Flags and bars, the opposite of dots and ties, shorten how long notes should be played. Flags appear at the top of a note stem and have various meanings: one flag on a stem indicates an eighth note, which is half of a quarter note and two flags indicate a sixteenth note, a quarter of a quarter note. Beams connect two notes in quick succession, much like flags do, but without the clutter that flags create in the written music. A beam is a couple of eighth notes, so each beam equals the same value as one quarter note. If two parallel beams connect two notes, the value of each note is that of a sixteenth note, a quarter of a quarter note.

THE RESTS

Now it’s time to give your mind a rest…and talk about “rests” in music! Rests signify intentional pauses between notes. Whole rests, like whole notes, have four beats while half rests have two. Quarter, eighth and sixteenth rests function in the same way that flags do and the values of their rests are the same as the values of the note’s hold.

THE METER

In music, meter refers to the beat, which is how musicians can stay in rhythm with one another despite playing different instruments that require different versions of sheet music. Bars separate measures, the space where the notes are arranged in the staff. Time signatures indicate how many beats are in a measure and the value of a single beat.

THE LETTERS

Since this is called “reading” music, some letters have to be involved! You know a note’s pitch by seeing which letter on the staff it rests on. Letters from A-G go in a slightly weird order: C-D-E-F-G-A-B-C, lower to higher pitches. Each letter goes one space higher on the staff. For example, a D rests just below the bottom of the staff and an E is placed on the bottom line of the staff, just above the D.

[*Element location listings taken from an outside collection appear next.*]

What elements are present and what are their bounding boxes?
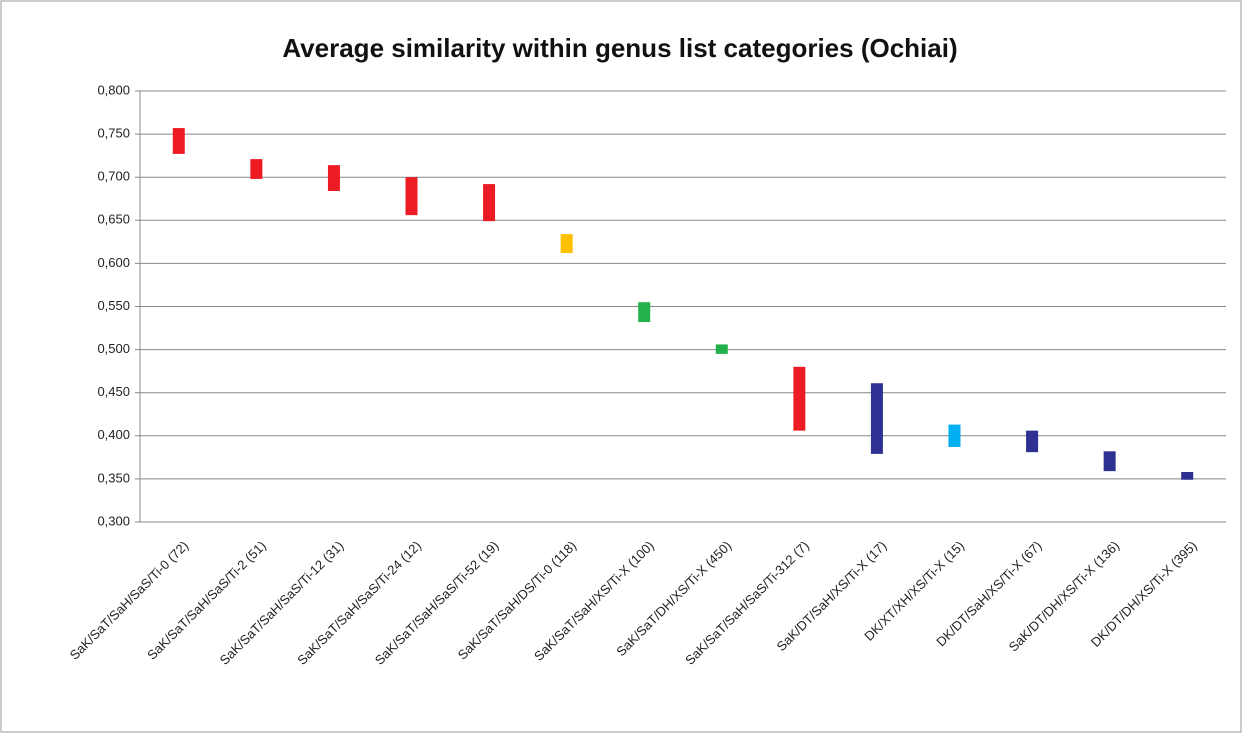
y-tick-label: 0,400 <box>97 427 130 442</box>
bar <box>1026 430 1039 453</box>
y-tick-label: 0,500 <box>97 341 130 356</box>
bar <box>638 302 651 323</box>
y-tick-label: 0,750 <box>97 126 130 141</box>
bar <box>483 184 496 222</box>
bar <box>1181 472 1194 480</box>
bar <box>870 383 883 454</box>
y-tick-label: 0,650 <box>97 212 130 227</box>
y-tick-label: 0,550 <box>97 298 130 313</box>
bar <box>405 177 418 216</box>
bar <box>250 159 263 179</box>
bar <box>948 424 961 448</box>
bar <box>793 366 806 431</box>
bar <box>172 128 185 154</box>
bar <box>715 344 728 354</box>
y-tick-label: 0,300 <box>97 513 130 528</box>
bar <box>327 165 340 191</box>
y-tick-label: 0,800 <box>97 82 130 97</box>
bar <box>1103 451 1116 472</box>
y-tick-label: 0,600 <box>97 255 130 270</box>
bar <box>560 234 573 254</box>
y-tick-label: 0,700 <box>97 169 130 184</box>
chart-title: Average similarity within genus list cat… <box>282 33 957 63</box>
y-tick-label: 0,350 <box>97 470 130 485</box>
y-tick-label: 0,450 <box>97 384 130 399</box>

While each consecutive note is one step higher than the one preceding it, semitones are sort of hybrid notes that are only a half step higher. “Sharps” raise the pitch of a note half a step higher. For instance, a C sharp registers higher than a regular C but not as high as a D. “Flats” have the opposite effect of sharps and lower the pitch of a note half a step, so that an E flat is lower than an E but higher than a D. (To make remembering easy, just remember that “sharps” make notes higher and taller on the scale, just as “sharp” high heels make you taller!)

And that’s a wrap! Of course, even the basics include a lot of information. However, once you spend more time with the sheet music, you won’t have to refer to definitions or guides to help you understand this language. Why not find some sheet music and start singing?